RTRW Kota Dinilai Mampu Akomodir Kepentingan Publik

oleh
Wali Kota Gorontalo Marten Taha, Plt Kadis PUPR Kota Gorontalo Meydi N Silangen foto bersama dengan Direktur Pembinaan Perencanaan Tata Ruang dan Pemanfaatan Ruang Daerah
banner 468x60

HABARI.ID, KOTA – Rencana Tata Ruang Wlayah (RTRW) kota Gorontalo, mendapat apresiasi dan pujian dari Badan Pertanahan Nasional RI. Pasalnya, Perda tersebut dianggap telah mengakomodir kepentingan publik.

Pujian yang disampaikan Direktur Pembinaan Perencanaan Tata Ruang dan Pemanfaatan Ruang Daerah, Kementerian Agraria dan Tata Ruang, Badan Pertahanan Negara RI, Reny Windyawati itu, tak hanya menyangkut RTRW yang dinilai menyentuh kepentingan masyarakat, melainkan substansi materi tata ruang tersebut, benar-benar dikuasai oleh Wali Kota Gorontalo, Marten Taha.

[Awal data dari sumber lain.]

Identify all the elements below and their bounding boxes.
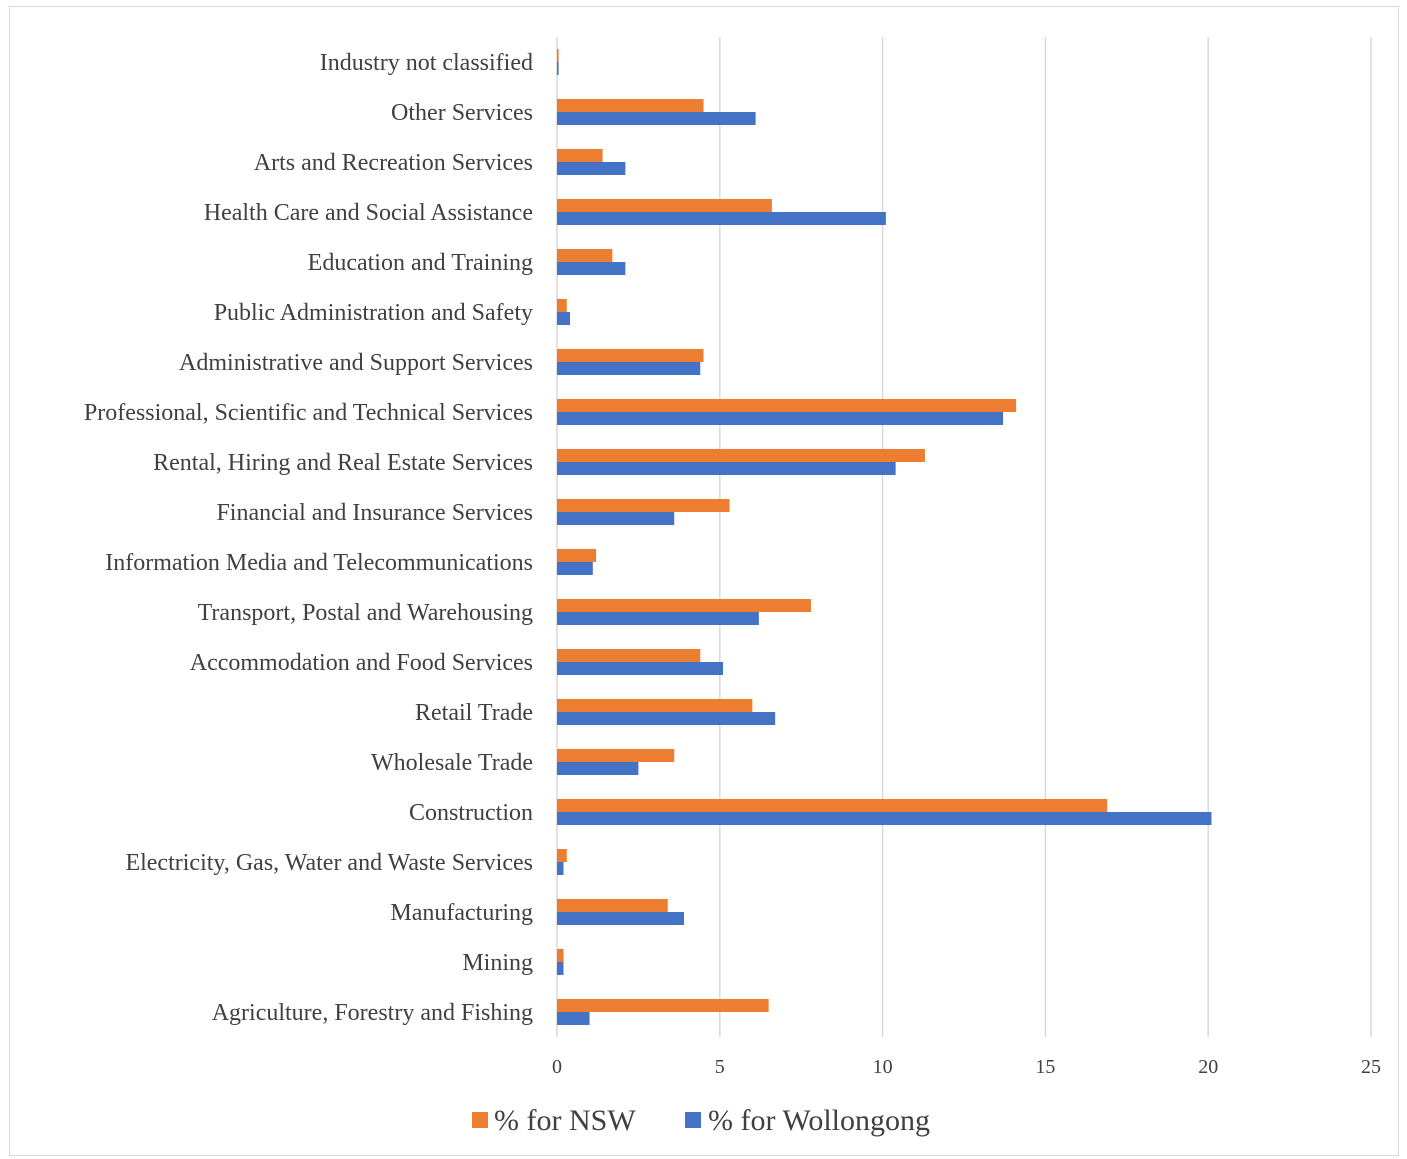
category-label: Mining — [462, 950, 533, 976]
legend-swatch-nsw — [472, 1112, 488, 1128]
bar-wollongong — [557, 462, 896, 475]
bar-nsw — [557, 649, 701, 662]
bar-wollongong — [557, 212, 886, 225]
bar-nsw — [557, 899, 668, 912]
bar-wollongong — [557, 162, 626, 175]
bar-nsw — [557, 99, 704, 112]
chart-frame — [9, 6, 1399, 1156]
category-label: Wholesale Trade — [371, 750, 533, 776]
category-label: Rental, Hiring and Real Estate Services — [153, 450, 533, 476]
x-tick-label: 0 — [552, 1056, 562, 1078]
legend-label-nsw: % for NSW — [494, 1104, 636, 1137]
bar-wollongong — [557, 562, 593, 575]
category-label: Manufacturing — [390, 900, 533, 926]
category-label: Industry not classified — [320, 50, 533, 76]
category-labels: Industry not classified Other Services Art… — [84, 50, 533, 1026]
bar-wollongong — [557, 362, 701, 375]
bar-wollongong — [557, 262, 626, 275]
bar-wollongong — [557, 812, 1212, 825]
x-tick-label: 25 — [1361, 1056, 1381, 1078]
category-label: Accommodation and Food Services — [190, 650, 533, 676]
x-tick-label: 20 — [1198, 1056, 1218, 1078]
category-label: Public Administration and Safety — [214, 300, 533, 326]
bar-wollongong — [557, 412, 1004, 425]
category-label: Information Media and Telecommunications — [105, 550, 533, 576]
bar-wollongong — [557, 112, 756, 125]
bar-nsw — [557, 949, 564, 962]
category-label: Health Care and Social Assistance — [204, 200, 533, 226]
bar-wollongong — [557, 862, 564, 875]
category-label: Education and Training — [308, 250, 533, 276]
category-label: Professional, Scientific and Technical S… — [84, 400, 533, 426]
bar-wollongong — [557, 1012, 590, 1025]
gridlines — [556, 37, 1372, 1037]
bar-nsw — [557, 299, 567, 312]
legend: % for NSW % for Wollongong — [472, 1104, 930, 1137]
bar-nsw — [557, 199, 772, 212]
bar-nsw — [557, 799, 1108, 812]
bars — [557, 49, 1212, 1025]
bar-nsw — [557, 149, 603, 162]
x-axis-tick-labels: 0 5 10 15 20 25 — [552, 1056, 1381, 1078]
legend-swatch-wollongong — [685, 1112, 701, 1128]
category-label: Transport, Postal and Warehousing — [198, 600, 533, 626]
bar-nsw — [557, 599, 811, 612]
x-tick-label: 10 — [873, 1056, 893, 1078]
bar-wollongong — [557, 962, 564, 975]
bar-wollongong — [557, 762, 639, 775]
bar-nsw — [557, 49, 559, 62]
bar-wollongong — [557, 62, 559, 75]
category-label: Arts and Recreation Services — [254, 150, 533, 176]
bar-wollongong — [557, 512, 675, 525]
bar-wollongong — [557, 612, 759, 625]
bar-nsw — [557, 549, 597, 562]
x-tick-label: 5 — [715, 1056, 725, 1078]
category-label: Administrative and Support Services — [179, 350, 533, 376]
category-label: Financial and Insurance Services — [216, 500, 533, 526]
bar-nsw — [557, 999, 769, 1012]
category-label: Retail Trade — [415, 700, 533, 726]
bar-wollongong — [557, 662, 724, 675]
bar-nsw — [557, 349, 704, 362]
bar-nsw — [557, 749, 675, 762]
category-label: Construction — [409, 800, 533, 826]
bar-nsw — [557, 399, 1017, 412]
category-label: Electricity, Gas, Water and Waste Servic… — [125, 850, 533, 876]
bar-nsw — [557, 849, 567, 862]
bar-nsw — [557, 249, 613, 262]
x-tick-label: 15 — [1035, 1056, 1055, 1078]
bar-nsw — [557, 449, 925, 462]
category-label: Agriculture, Forestry and Fishing — [212, 1000, 533, 1026]
bar-nsw — [557, 699, 753, 712]
bar-wollongong — [557, 312, 571, 325]
bar-wollongong — [557, 712, 776, 725]
legend-label-wollongong: % for Wollongong — [708, 1104, 930, 1137]
bar-nsw — [557, 499, 730, 512]
category-label: Other Services — [391, 100, 533, 126]
bar-wollongong — [557, 912, 684, 925]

“Saya sangat mengapresiasi penguasaan tata ruang oleh Wali Kota Gorontalo, dan ini sangat jarang ditemukan, ada Kepala Daerah yang memahami betul kondisi tata ruang daerahnya sendiri. Saya berani memberi jempol untuk beliau (Wali Kota Gorontalo, red),” ungkap Reny, usai presentasi Perda RTRW Kota Gorontalo yang disampaikan Wali Kota Gorontalo Marten Taha pada pertemuan Lintas Sektoral yang digelar di Jakarta, Selasa (23/04/2019).

Pada pertemuan itu, Reny juga menyampaikan pendapatnya tentang Rencana Tata Ruang Wilayah (RTRW) tahun 2019-2038. Menurut penilaiannya, Kota Gorontalo benar-benar bisa menghasilkan Peraturan Daerah yang dapat menyentuh kepentingan masyarakat dan pengusaha. Ia tetap mendorong Pemerintah Kota Gorontalo, dalam penyusunan revisi RTRW.

“Mempertahankan kondisi tata ruang daerah saat ini, memang tidak mudah. Tapi demi mencapai masa depan masyarakat dan daerah yang lebih baik, hal-hal tekni yang berkaitan dengan penataan ruang, diharapkan bisa ditindaklanjuti oleh Pemerintah Kota Gorontalo,” kata Reny.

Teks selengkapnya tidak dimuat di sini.